En verdad la ocupación con fuertes alambrados de las márgenes y cauce del Arroyo Frías es un intolerable acto a la luz de los antecedentes científicos-culturales indicados más arriba para ese Arroyo.
Curiosamente, cuando la Autoridad del Agua con oficinas en la ciudad de La Plata y que fiscaliza, entre otras cosas, los proyectos de urbanización que afectan o pueden afectar a ríos o arroyos, recomendó especialmente a la empresa de urbanización “Altos de Mercedes”, que debía respetar las márgenes del Arroyo Frías en un ancho de 50 metros a cada lado, y de 100 metros para el caso del Río Luján. Esas indicaciones expresas están contenidas en la siguiente forma: Resolución en Expediente 663 de Agosto de 2010; en su Artículo 3 se expresa: “Establecer una restricción de 100 metros de ancho en el Río Luján, contados a partir de la línea de Rivera correspondiente a demarcar oportunamente y una restricción de 50 metros de ancho en el Arroyo Frías, contados a partir de los bordes superiores del mismo (Ley Provincial No. 6253/60 y Decreto Reglamentario No 11368/61)”.
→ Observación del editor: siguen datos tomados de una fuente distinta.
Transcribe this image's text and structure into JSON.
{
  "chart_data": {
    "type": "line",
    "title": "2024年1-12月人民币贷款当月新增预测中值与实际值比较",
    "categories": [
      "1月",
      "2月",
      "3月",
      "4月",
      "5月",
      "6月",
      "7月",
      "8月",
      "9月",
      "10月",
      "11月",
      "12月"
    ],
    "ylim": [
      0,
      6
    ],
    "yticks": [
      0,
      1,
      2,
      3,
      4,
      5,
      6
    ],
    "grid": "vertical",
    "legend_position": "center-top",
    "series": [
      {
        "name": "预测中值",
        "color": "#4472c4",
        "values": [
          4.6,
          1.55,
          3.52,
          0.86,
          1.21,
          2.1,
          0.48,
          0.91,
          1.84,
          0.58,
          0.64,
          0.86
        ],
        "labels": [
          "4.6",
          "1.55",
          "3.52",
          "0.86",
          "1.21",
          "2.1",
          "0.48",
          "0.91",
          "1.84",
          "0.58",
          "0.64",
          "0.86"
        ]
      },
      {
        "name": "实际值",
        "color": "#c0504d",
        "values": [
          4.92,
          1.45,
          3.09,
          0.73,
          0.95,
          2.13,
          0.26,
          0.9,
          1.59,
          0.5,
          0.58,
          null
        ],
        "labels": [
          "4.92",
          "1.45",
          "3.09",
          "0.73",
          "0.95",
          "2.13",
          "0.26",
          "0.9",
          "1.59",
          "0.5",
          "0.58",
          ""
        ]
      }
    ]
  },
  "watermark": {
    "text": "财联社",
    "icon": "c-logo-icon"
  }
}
Lamentablemente, a pesar de la expresa indicación de la Autoridad del Agua a los señores Pesce y Gatti para respetar las márgenes del Arroyo Frías, (llamado en el proyecto de urbanización como “Arroyo Grande”) el empresario citado y su apoderado han usurpado ambas márgenes del Arroyo Frías y su propio cauce, actitud deshonesta que sugiere su fuerte influencia política y económica que lo viene protegiendo muy efectivamente desde los primeros reclamos publicados en la prensa local desde mediados de 2011 , y que culminó en Octubre pasado cuando asistieron una cantidad de científicos argentinos a una reunión de homenaje en el centenario de la muerte del Dr. Florentino Ameghino realizada en el Museo Municipal de Ciencias Naturales(calle 26 y 21) que concluyó con una frustrada visita al Arroyo Frías por estar cerrado el paso en todo su curso inferior , justamente en los lugares de los más importantes hallazgos de Ameghino en 1873.
¿Es posible que burlando leyes y resoluciones oficiales los señores Pesce y Gatti continúen ostentando el dominio absoluto del curso inferior del Arroyo Frías que es, por ley, propiedad de la Provincia de Buenos Aires y un especial patrimonio científico cultural de Mercedes?. Por cierto que no es aceptable, pero lo hacen sin reparos, con amplias exhibiciones de cómo son capaces del atropello público. Sólo las autoridades locales pueden poner punto final a esta irregularidad. Los ciudadanos comunes no tenemos, ni aún los “Ciudadanos ilustres” así designados por el Sr. Intendente, no tenemos autoridad ni medios para detener esa grosera anormalidad; son las autoridades locales las que deben hacer cumplir las leyes, aleccionando a quienes tratan de burlarlas.
En este sentido un Consejo de Vecinos, ad honorem, podría alentar a las autoridades locales para no postergar soluciones importantes como el caso de ocupación del Arroyo Frías por una empresa comercial.